Language-oriented Semantic Communication for Image Transmission with Fine-Tuned Diffusion Model

Xinfeng Wei,Haonan Tong,Nuocheng Yang,Changchuan Yin
2024-09-26
Abstract:Ubiquitous image transmission in emerging applications brings huge overheads to limited wireless resources. Since that text has the characteristic of conveying a large amount of information with very little data, the transmission of the descriptive text of an image can reduce the amount of transmitted data. In this context, this paper develops a novel semantic communication framework based on a text-2-image generative model (Gen-SC). In particular, a transmitter converts the input image to textual modality data. Then the text is transmitted through a noisy channel to the receiver. The receiver then uses the received text to generate images. Additionally, to improve the robustness of text transmission over noisy channels, we designed a transformer-based text transmission codec model. Moreover, we obtained a personalized knowledge base by fine-tuning the diffusion model to meet the requirements of task-oriented transmission scenarios. Simulation results show that the proposed framework can achieve high perceptual quality with reducing the transmitted data volume by up to 99% and is robust to wireless channel noise in terms of portrait image transmission.
Multimedia
What problem does this paper attempt to address?

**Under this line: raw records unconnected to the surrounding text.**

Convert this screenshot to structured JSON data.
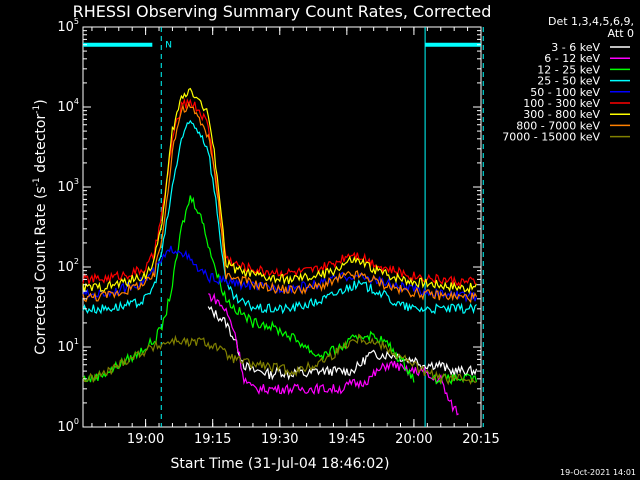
{
  "chart_data": {
    "type": "line",
    "title": "RHESSI Observing Summary Count Rates, Corrected",
    "xlabel": "Start Time (31-Jul-04 18:46:02)",
    "ylabel_pre": "Corrected Count Rate (s",
    "ylabel_sup1": "-1",
    "ylabel_mid": " detector",
    "ylabel_sup2": "-1",
    "ylabel_post": ")",
    "x_range_min": [
      -14,
      75
    ],
    "y_log_range": [
      0,
      5
    ],
    "x_ticks": [
      {
        "min": 0,
        "label": "19:00"
      },
      {
        "min": 15,
        "label": "19:15"
      },
      {
        "min": 30,
        "label": "19:30"
      },
      {
        "min": 45,
        "label": "19:45"
      },
      {
        "min": 60,
        "label": "20:00"
      },
      {
        "min": 75,
        "label": "20:15"
      }
    ],
    "y_ticks": [
      {
        "exp": 0,
        "base": "10",
        "sup": "0"
      },
      {
        "exp": 1,
        "base": "10",
        "sup": "1"
      },
      {
        "exp": 2,
        "base": "10",
        "sup": "2"
      },
      {
        "exp": 3,
        "base": "10",
        "sup": "3"
      },
      {
        "exp": 4,
        "base": "10",
        "sup": "4"
      },
      {
        "exp": 5,
        "base": "10",
        "sup": "5"
      }
    ],
    "legend_header": [
      "Det 1,3,4,5,6,9,",
      "Att 0"
    ],
    "legend_position": "right",
    "series": [
      {
        "name": "3 - 6 keV",
        "color": "#ffffff",
        "values": [
          null,
          null,
          null,
          null,
          null,
          null,
          null,
          null,
          null,
          null,
          null,
          null,
          null,
          null,
          30,
          25,
          20,
          12,
          6,
          5,
          5,
          4.5,
          5,
          4.5,
          5,
          4.5,
          5,
          5,
          5,
          5,
          5,
          6,
          8,
          8,
          8,
          8,
          7,
          7,
          6,
          6,
          6,
          5,
          5,
          5,
          5
        ]
      },
      {
        "name": "6 - 12 keV",
        "color": "#ff00ff",
        "values": [
          null,
          null,
          null,
          null,
          null,
          null,
          null,
          null,
          null,
          null,
          null,
          null,
          null,
          null,
          45,
          38,
          28,
          15,
          4,
          3,
          3,
          3,
          3,
          3,
          3,
          3,
          3,
          3,
          3,
          3,
          3.5,
          3.5,
          4,
          5,
          6,
          6,
          5,
          5,
          5,
          4,
          4,
          2,
          1.5,
          null,
          null
        ]
      },
      {
        "name": "12 - 25 keV",
        "color": "#00ff00",
        "values": [
          4,
          4,
          4.5,
          5,
          6,
          7,
          8,
          10,
          12,
          20,
          60,
          300,
          750,
          500,
          200,
          80,
          40,
          30,
          25,
          20,
          20,
          18,
          16,
          14,
          12,
          10,
          8,
          8,
          9,
          10,
          12,
          14,
          14,
          13,
          11,
          8,
          6,
          4,
          null,
          4,
          4,
          4,
          4,
          4,
          4
        ]
      },
      {
        "name": "25 - 50 keV",
        "color": "#00ffff",
        "values": [
          30,
          30,
          30,
          31,
          32,
          33,
          35,
          40,
          60,
          200,
          1000,
          4000,
          6500,
          5000,
          3000,
          500,
          60,
          40,
          35,
          32,
          30,
          30,
          30,
          30,
          32,
          34,
          36,
          40,
          45,
          52,
          58,
          60,
          55,
          50,
          42,
          35,
          32,
          30,
          30,
          30,
          30,
          30,
          30,
          30,
          30
        ]
      },
      {
        "name": "50 - 100 keV",
        "color": "#0000ff",
        "values": [
          45,
          45,
          46,
          48,
          52,
          56,
          62,
          70,
          90,
          130,
          170,
          160,
          120,
          90,
          75,
          70,
          65,
          63,
          60,
          58,
          56,
          55,
          55,
          55,
          56,
          58,
          60,
          65,
          70,
          75,
          78,
          75,
          72,
          68,
          62,
          58,
          55,
          52,
          50,
          48,
          46,
          45,
          44,
          43,
          42
        ]
      },
      {
        "name": "100 - 300 keV",
        "color": "#ff0000",
        "values": [
          70,
          70,
          71,
          73,
          78,
          82,
          88,
          95,
          150,
          600,
          4000,
          10000,
          12000,
          9000,
          6000,
          1000,
          130,
          110,
          100,
          95,
          90,
          88,
          86,
          85,
          86,
          88,
          92,
          100,
          110,
          130,
          150,
          140,
          120,
          105,
          95,
          88,
          82,
          78,
          75,
          72,
          70,
          68,
          66,
          65,
          65
        ]
      },
      {
        "name": "300 - 800 keV",
        "color": "#ffff00",
        "values": [
          55,
          55,
          56,
          58,
          62,
          66,
          72,
          80,
          120,
          500,
          5000,
          13000,
          17000,
          12000,
          8000,
          1500,
          110,
          95,
          85,
          80,
          75,
          72,
          70,
          70,
          71,
          73,
          76,
          82,
          90,
          105,
          120,
          115,
          100,
          90,
          80,
          75,
          70,
          66,
          64,
          62,
          60,
          58,
          56,
          55,
          55
        ]
      },
      {
        "name": "800 - 7000 keV",
        "color": "#ff8000",
        "values": [
          42,
          42,
          43,
          45,
          48,
          52,
          58,
          62,
          80,
          300,
          3000,
          9000,
          10000,
          7000,
          4500,
          900,
          80,
          72,
          68,
          62,
          58,
          55,
          53,
          52,
          52,
          54,
          56,
          60,
          66,
          74,
          80,
          78,
          72,
          65,
          58,
          54,
          50,
          48,
          46,
          45,
          44,
          43,
          42,
          42,
          42
        ]
      },
      {
        "name": "7000 - 15000 keV",
        "color": "#808000",
        "values": [
          4,
          4,
          4.5,
          5,
          6,
          7,
          8,
          9,
          10,
          11,
          12,
          12,
          11,
          12,
          11,
          10,
          8,
          7,
          6.5,
          6,
          6,
          5.5,
          5.5,
          5,
          5,
          5.5,
          6,
          7,
          8,
          10,
          12,
          13,
          12,
          11,
          10,
          8,
          7,
          6,
          5,
          4.5,
          4,
          4,
          4,
          4,
          4
        ]
      }
    ],
    "series_x_start": -14,
    "series_x_step": 2,
    "attenuator_marks": [
      {
        "from_min": -14,
        "to_min": 1.5,
        "value": 60000
      },
      {
        "from_min": 62.5,
        "to_min": 75,
        "value": 60000
      }
    ],
    "n_label": "N",
    "vertical_lines": [
      {
        "min": 3.5,
        "style": "dashed"
      },
      {
        "min": 62.5,
        "style": "solid"
      },
      {
        "min": 75.5,
        "style": "dashed"
      }
    ],
    "footer_date": "19-Oct-2021 14:01"
  }
}
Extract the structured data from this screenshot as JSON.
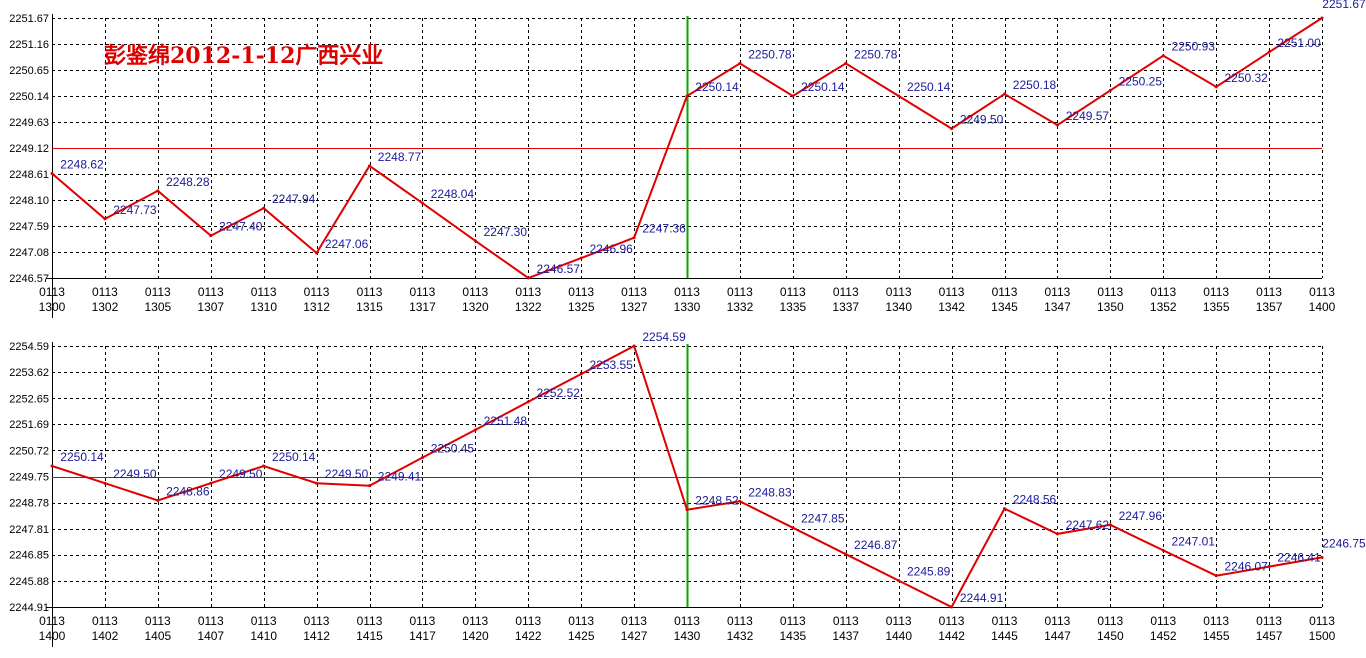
{
  "title": "彭鉴绵2012-1-12广西兴业",
  "colors": {
    "line": "#e00000",
    "labels": "#1a1a9a",
    "axis_text": "#000000",
    "grid": "#000000",
    "ref_line": "#e00000",
    "divider": "#00aa00",
    "title": "#dd0000"
  },
  "chart_data": [
    {
      "type": "line",
      "date_label": "0113",
      "y_ticks": [
        "2246.57",
        "2247.08",
        "2247.59",
        "2248.10",
        "2248.61",
        "2249.12",
        "2249.63",
        "2250.14",
        "2250.65",
        "2251.16",
        "2251.67"
      ],
      "ylim": [
        2246.57,
        2251.67
      ],
      "reference_value": 2249.12,
      "divider_at": "1330",
      "grid": true,
      "x_ticks": [
        "1300",
        "1302",
        "1305",
        "1307",
        "1310",
        "1312",
        "1315",
        "1317",
        "1320",
        "1322",
        "1325",
        "1327",
        "1330",
        "1332",
        "1335",
        "1337",
        "1340",
        "1342",
        "1345",
        "1347",
        "1350",
        "1352",
        "1355",
        "1357",
        "1400"
      ],
      "points": [
        {
          "t": "1300",
          "v": 2248.62
        },
        {
          "t": "1302",
          "v": 2247.73
        },
        {
          "t": "1305",
          "v": 2248.28
        },
        {
          "t": "1307",
          "v": 2247.4
        },
        {
          "t": "1310",
          "v": 2247.94
        },
        {
          "t": "1312",
          "v": 2247.06
        },
        {
          "t": "1315",
          "v": 2248.77
        },
        {
          "t": "1317",
          "v": 2248.04
        },
        {
          "t": "1320",
          "v": 2247.3
        },
        {
          "t": "1322",
          "v": 2246.57
        },
        {
          "t": "1325",
          "v": 2246.96
        },
        {
          "t": "1327",
          "v": 2247.36
        },
        {
          "t": "1330",
          "v": 2250.14
        },
        {
          "t": "1332",
          "v": 2250.78
        },
        {
          "t": "1335",
          "v": 2250.14
        },
        {
          "t": "1337",
          "v": 2250.78
        },
        {
          "t": "1340",
          "v": 2250.14
        },
        {
          "t": "1342",
          "v": 2249.5
        },
        {
          "t": "1345",
          "v": 2250.18
        },
        {
          "t": "1347",
          "v": 2249.57
        },
        {
          "t": "1350",
          "v": 2250.25
        },
        {
          "t": "1352",
          "v": 2250.93
        },
        {
          "t": "1355",
          "v": 2250.32
        },
        {
          "t": "1357",
          "v": 2251.0
        },
        {
          "t": "1400",
          "v": 2251.67
        }
      ]
    },
    {
      "type": "line",
      "date_label": "0113",
      "y_ticks": [
        "2244.91",
        "2245.88",
        "2246.85",
        "2247.81",
        "2248.78",
        "2249.75",
        "2250.72",
        "2251.69",
        "2252.65",
        "2253.62",
        "2254.59"
      ],
      "ylim": [
        2244.91,
        2254.59
      ],
      "reference_value": 2249.75,
      "divider_at": "1430",
      "grid": true,
      "x_ticks": [
        "1400",
        "1402",
        "1405",
        "1407",
        "1410",
        "1412",
        "1415",
        "1417",
        "1420",
        "1422",
        "1425",
        "1427",
        "1430",
        "1432",
        "1435",
        "1437",
        "1440",
        "1442",
        "1445",
        "1447",
        "1450",
        "1452",
        "1455",
        "1457",
        "1500"
      ],
      "points": [
        {
          "t": "1400",
          "v": 2250.14
        },
        {
          "t": "1402",
          "v": 2249.5
        },
        {
          "t": "1405",
          "v": 2248.86
        },
        {
          "t": "1407",
          "v": 2249.5
        },
        {
          "t": "1410",
          "v": 2250.14
        },
        {
          "t": "1412",
          "v": 2249.5
        },
        {
          "t": "1415",
          "v": 2249.41
        },
        {
          "t": "1417",
          "v": 2250.45
        },
        {
          "t": "1420",
          "v": 2251.48
        },
        {
          "t": "1422",
          "v": 2252.52
        },
        {
          "t": "1425",
          "v": 2253.55
        },
        {
          "t": "1427",
          "v": 2254.59
        },
        {
          "t": "1430",
          "v": 2248.52
        },
        {
          "t": "1432",
          "v": 2248.83
        },
        {
          "t": "1435",
          "v": 2247.85
        },
        {
          "t": "1437",
          "v": 2246.87
        },
        {
          "t": "1440",
          "v": 2245.89
        },
        {
          "t": "1442",
          "v": 2244.91
        },
        {
          "t": "1445",
          "v": 2248.56
        },
        {
          "t": "1447",
          "v": 2247.62
        },
        {
          "t": "1450",
          "v": 2247.96
        },
        {
          "t": "1452",
          "v": 2247.01
        },
        {
          "t": "1455",
          "v": 2246.07
        },
        {
          "t": "1457",
          "v": 2246.41
        },
        {
          "t": "1500",
          "v": 2246.75
        }
      ]
    }
  ]
}
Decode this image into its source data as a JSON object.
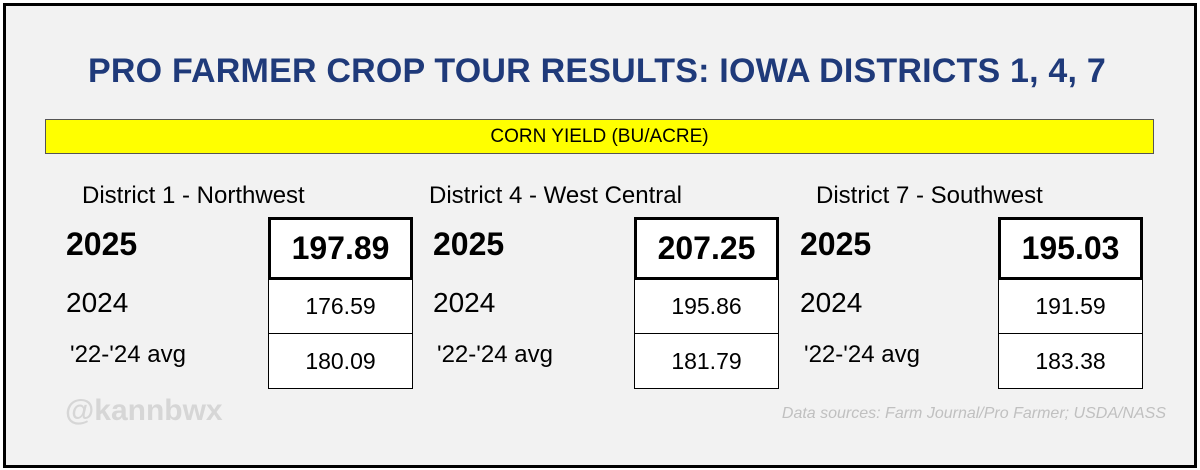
{
  "title": "PRO FARMER CROP TOUR RESULTS: IOWA DISTRICTS 1, 4, 7",
  "banner": "CORN YIELD (BU/ACRE)",
  "colors": {
    "title": "#1f3a7a",
    "banner_bg": "#ffff00",
    "frame_bg": "#f2f2f2"
  },
  "watermark": "@kannbwx",
  "source": "Data sources: Farm Journal/Pro Farmer; USDA/NASS",
  "chart_data": {
    "type": "table",
    "title": "PRO FARMER CROP TOUR RESULTS: IOWA DISTRICTS 1, 4, 7",
    "subtitle": "CORN YIELD (BU/ACRE)",
    "row_labels": [
      "2025",
      "2024",
      "'22-'24 avg"
    ],
    "districts": [
      {
        "name": "District 1 - Northwest",
        "values": [
          "197.89",
          "176.59",
          "180.09"
        ]
      },
      {
        "name": "District 4 - West Central",
        "values": [
          "207.25",
          "195.86",
          "181.79"
        ]
      },
      {
        "name": "District 7 - Southwest",
        "values": [
          "195.03",
          "191.59",
          "183.38"
        ]
      }
    ]
  }
}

The paper aims to address the issue of image transmission under resource constraints (such as spectrum and power) and harsh environments, particularly the need for efficient image transmission in wireless networks. Specifically, the paper proposes a novel semantic communication framework based on a text-to-image generation model (Gen-SC), which significantly reduces the amount of data transmitted by converting input images into text data for transmission. Additionally, to enhance the robustness of text transmission in noisy channels, the researchers designed a Transformer-based text transmission codec model and fine-tuned a diffusion model to meet the needs of task-oriented transmission scenarios. Experimental results show that this framework can achieve up to 99% data reduction in portrait image transmission and demonstrates good robustness against wireless channel noise.